Blue was frowning at him, but Ted kept his gaze on the boy.

“I don’t know you.” The lad’s voice was thin, breaking, from fear and disuse.

“I know you,” Ted said. “You are Hamish Macrae. The one they called Bran.”

Bran said nothing. He shrank back beneath his pew, folding his legs against his chest.

Ted reached forward and collared him, as simple as that. From a renewed, sharp stink, it seemed as if Bran had fouled himself once more.

“Who are you?”

“Don’t you remember me, Hamish?”

“No…”

“A father, of one you led to the Seat. One of many. To his death.”

Bran was trembling, but he spoke up bravely enough. “So you found me. So what?”

Blue asked, “How did you know he would be here?”

“He stayed as close to the heart of it as he could. He was scared to run too far. There are others looking for him.”

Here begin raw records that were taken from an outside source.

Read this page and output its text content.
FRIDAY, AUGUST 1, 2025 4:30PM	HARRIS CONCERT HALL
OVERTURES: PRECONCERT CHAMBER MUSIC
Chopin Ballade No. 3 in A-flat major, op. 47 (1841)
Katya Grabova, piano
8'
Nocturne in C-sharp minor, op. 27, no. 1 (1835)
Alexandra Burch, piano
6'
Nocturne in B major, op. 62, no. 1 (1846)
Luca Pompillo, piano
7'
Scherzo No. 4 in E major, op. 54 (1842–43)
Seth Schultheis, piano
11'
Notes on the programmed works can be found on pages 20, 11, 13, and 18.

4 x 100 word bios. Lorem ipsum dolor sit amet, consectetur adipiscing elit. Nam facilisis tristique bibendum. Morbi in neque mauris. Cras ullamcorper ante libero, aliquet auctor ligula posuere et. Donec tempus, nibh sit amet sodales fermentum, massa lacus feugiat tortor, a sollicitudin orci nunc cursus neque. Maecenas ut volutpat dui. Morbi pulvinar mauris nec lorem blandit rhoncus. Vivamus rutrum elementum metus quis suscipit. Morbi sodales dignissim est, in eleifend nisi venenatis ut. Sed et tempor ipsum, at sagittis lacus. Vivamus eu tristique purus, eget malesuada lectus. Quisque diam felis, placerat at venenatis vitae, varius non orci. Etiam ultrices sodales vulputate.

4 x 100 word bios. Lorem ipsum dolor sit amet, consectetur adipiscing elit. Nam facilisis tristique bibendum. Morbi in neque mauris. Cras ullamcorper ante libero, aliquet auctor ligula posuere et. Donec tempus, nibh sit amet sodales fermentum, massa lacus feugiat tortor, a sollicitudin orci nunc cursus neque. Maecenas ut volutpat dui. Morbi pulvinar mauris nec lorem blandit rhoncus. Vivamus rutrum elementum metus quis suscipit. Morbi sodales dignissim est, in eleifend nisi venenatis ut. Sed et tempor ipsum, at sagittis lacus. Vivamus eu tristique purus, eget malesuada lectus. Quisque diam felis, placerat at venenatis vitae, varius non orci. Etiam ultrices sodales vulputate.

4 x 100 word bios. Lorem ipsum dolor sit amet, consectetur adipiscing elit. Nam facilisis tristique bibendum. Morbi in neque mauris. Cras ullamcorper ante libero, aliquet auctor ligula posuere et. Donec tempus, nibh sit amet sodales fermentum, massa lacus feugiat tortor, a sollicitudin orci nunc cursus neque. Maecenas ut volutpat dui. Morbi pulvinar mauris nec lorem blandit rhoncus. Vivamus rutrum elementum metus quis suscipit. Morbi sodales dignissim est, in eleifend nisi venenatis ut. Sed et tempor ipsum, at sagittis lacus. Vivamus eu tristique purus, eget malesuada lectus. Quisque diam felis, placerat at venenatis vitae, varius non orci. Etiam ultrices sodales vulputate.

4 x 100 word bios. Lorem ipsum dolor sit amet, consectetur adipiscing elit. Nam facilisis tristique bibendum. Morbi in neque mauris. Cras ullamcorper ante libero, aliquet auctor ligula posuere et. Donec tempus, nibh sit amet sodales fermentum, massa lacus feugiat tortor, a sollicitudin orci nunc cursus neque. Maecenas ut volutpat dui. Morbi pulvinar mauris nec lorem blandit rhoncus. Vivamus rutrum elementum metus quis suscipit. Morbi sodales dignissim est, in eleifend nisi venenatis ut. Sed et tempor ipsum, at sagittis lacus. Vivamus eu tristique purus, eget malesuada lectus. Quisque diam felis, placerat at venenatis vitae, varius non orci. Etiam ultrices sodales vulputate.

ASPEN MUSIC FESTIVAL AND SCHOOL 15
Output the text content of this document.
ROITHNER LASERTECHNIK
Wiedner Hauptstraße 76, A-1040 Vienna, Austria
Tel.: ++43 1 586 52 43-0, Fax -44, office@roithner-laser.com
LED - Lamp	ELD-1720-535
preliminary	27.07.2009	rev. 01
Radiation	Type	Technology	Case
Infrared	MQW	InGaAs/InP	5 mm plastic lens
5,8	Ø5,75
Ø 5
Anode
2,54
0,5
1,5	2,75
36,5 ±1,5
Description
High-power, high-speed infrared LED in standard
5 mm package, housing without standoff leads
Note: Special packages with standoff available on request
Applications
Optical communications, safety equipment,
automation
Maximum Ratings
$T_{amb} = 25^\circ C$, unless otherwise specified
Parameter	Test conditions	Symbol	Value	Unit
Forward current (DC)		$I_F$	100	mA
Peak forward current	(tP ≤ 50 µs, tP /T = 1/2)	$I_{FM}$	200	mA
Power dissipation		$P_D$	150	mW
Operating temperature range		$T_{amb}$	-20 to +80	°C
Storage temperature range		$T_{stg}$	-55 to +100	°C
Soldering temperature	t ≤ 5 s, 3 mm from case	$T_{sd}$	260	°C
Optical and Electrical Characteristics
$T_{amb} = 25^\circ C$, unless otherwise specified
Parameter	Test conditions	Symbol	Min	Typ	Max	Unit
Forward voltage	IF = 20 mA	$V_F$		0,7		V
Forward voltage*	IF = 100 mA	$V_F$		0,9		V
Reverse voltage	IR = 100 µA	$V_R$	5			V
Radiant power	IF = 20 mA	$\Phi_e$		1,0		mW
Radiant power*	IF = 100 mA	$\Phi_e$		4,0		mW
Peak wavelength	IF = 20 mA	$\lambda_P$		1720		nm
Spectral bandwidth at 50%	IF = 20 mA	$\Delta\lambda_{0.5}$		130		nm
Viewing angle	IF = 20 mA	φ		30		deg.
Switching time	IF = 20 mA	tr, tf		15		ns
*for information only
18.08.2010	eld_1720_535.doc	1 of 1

“Too fucking right I’m holing up here,” Bran said. “Have you not heard the troopers? In the Highlands they’re already burning witches.” He looked at Ted, calculating. “I didn’t mean it. The Egress Hatch thing. I mean, I did. And I was right, wasn’t I?” He glared at Blue. “It did come from space.”

Blue rubbed his neck, through the thick fabric of his suit. “It is possible.”

“That mirror thing the Moonseed is building. It’s a solar sail,” Bran said. He smiled. “It’s obvious.”

Ted turned to Blue. “A what?”

Blue was wheezing; maybe the concentrated dust here was getting to him. He said, “A sail, to catch the sunlight and so drive a spacecraft. Perhaps that’s the purpose of the large parabolic structure the Moonseed is struggling to assemble. Others have speculated like this. The Moonseed seems to be making spaceship parts. But it is stranded, here, at the bottom of this gravity well, under all this air.”

Spaceship parts. For a few seconds, the strangeness of the thought threatened to overwhelm Ted.